Under a special assessment, the proposed wedding campus on Fieldcrest Road would be charged an estimated $700,000. Other properties with significant utility frontage would see similar special assessments. With a TIF, the village can encourage that development by absorbing the cost upfront and earning it back through the expected property tax revenue.

“You’re looking at $8.5 to $10 million over a 10-year period of time,” Kufrin said of the anticipated construction value. “Without the TIF running sewer and water down there, projects of this scale just will not happen.”

The village is being more cautious than they were for the first TIF they enacted in 2008.

“The first one that we did, and it was a great idea, and then unfortunately I think the first TIF got off on the wrong foot,” said village board member Denise Bhirdo.

Bhirdo referenced the village’s purchase of two premier beachfront properties in the first TIF very soon after it was created. That move put the TIF in the hole for approximately $10 million right off the bat, and since the properties would stay in the village’s name and not generate any property tax, it has been difficult for the village to climb out of that hole.

But village president Dave Lienau said this TIF won’t go into any debt until tax-generating development is guaranteed.

“If nothing is going to happen on Highway 57, then sewer and water doesn’t go,” Lienau said. “Our upfront costs are limited until the actual development is going to take place.”

One condition for creation of a TIF is that the area must be blighted, or so unattractive for development that it would not occur without some significant investment.

“It’s my belief that without the TIF there will not be development out there on the scale of what you’ve seen projected here,” Kufrin said.

As evidence, he pointed to soil and groundwater pollution due to the historic presence of orchards and salt contamination at the county highway shop on Highway 57.

“The installation of village water and sanitary sewers removes the impediment of possible groundwater contamination,” Kufrin wrote in his report to the board.

The argument of blight would have to be made in front of representatives from the Gibraltar School District, County of Door and Northeast Wisconsin Technical College, which would have to agree to forego the increase in property tax revenue for the life of the TIF.

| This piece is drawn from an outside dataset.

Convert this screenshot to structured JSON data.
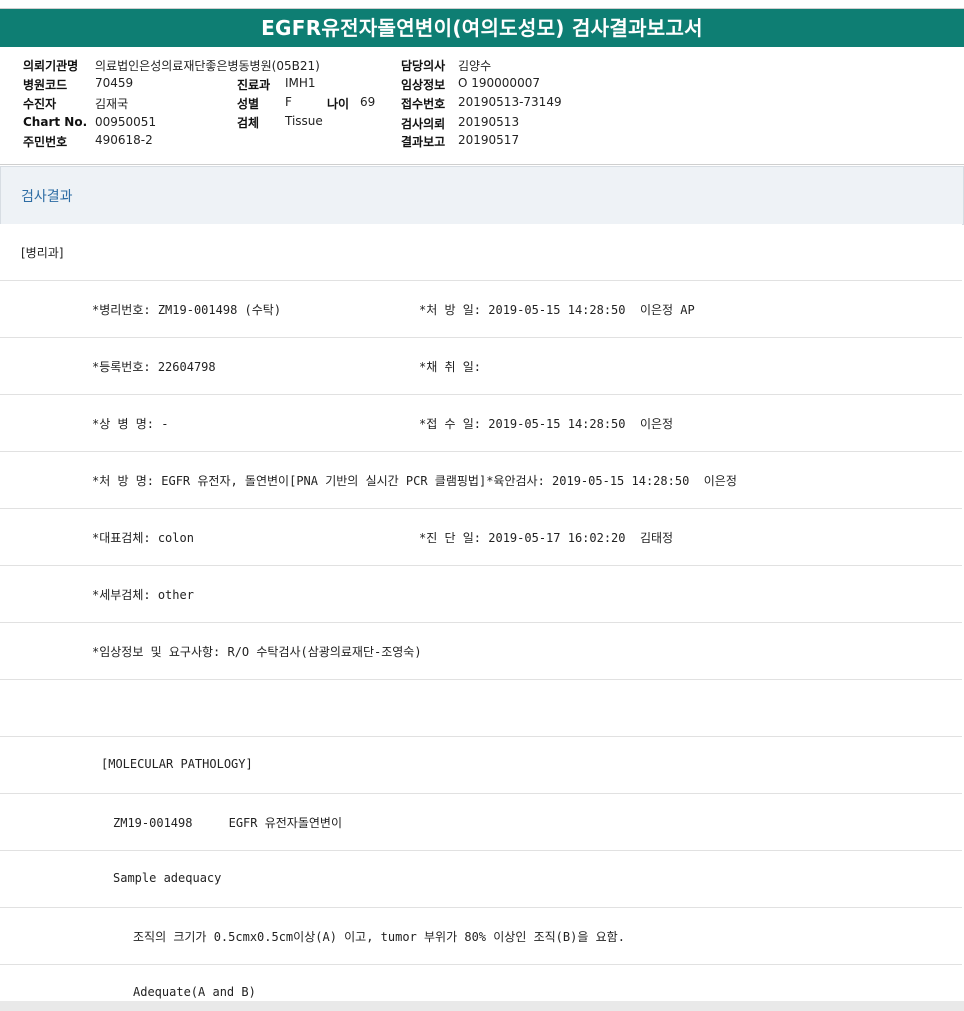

The City of Eau Claire is defending its definition of blight in front of the Wisconsin Supreme Court, with a group called Voters With Facts arguing that development of a district in the city would occur without the use of TIF funds. The Supreme Court’s decision is expected to significantly change or codify the existing TIF law.

In an interview after the meeting, Lienau said the village did not discuss the possibility of water and sewer expansion to the wedding campus property with the developers. That developer has already purchased the property and received a conditional use permit, meaning the project would likely happen without TIF incentives.

But Lienau said the utility expansion is in response to preliminary talks with other developers looking at projects along Highway 57.

“There would be no discussion if it was just the wedding barn because it’s about a $2 million dollar project,” Lienau said. “The projects as proposed, if in fact they happened… it would pay for itself within the life of the TIF.”

The village is aiming for adoption of the district in June, with an aggressive timeline of public hearing, notices and meetings with the other taxing entities taking place over the next few months. The village needs to complete the adoption process by Sept. 30 for it to be effective in the next tax year.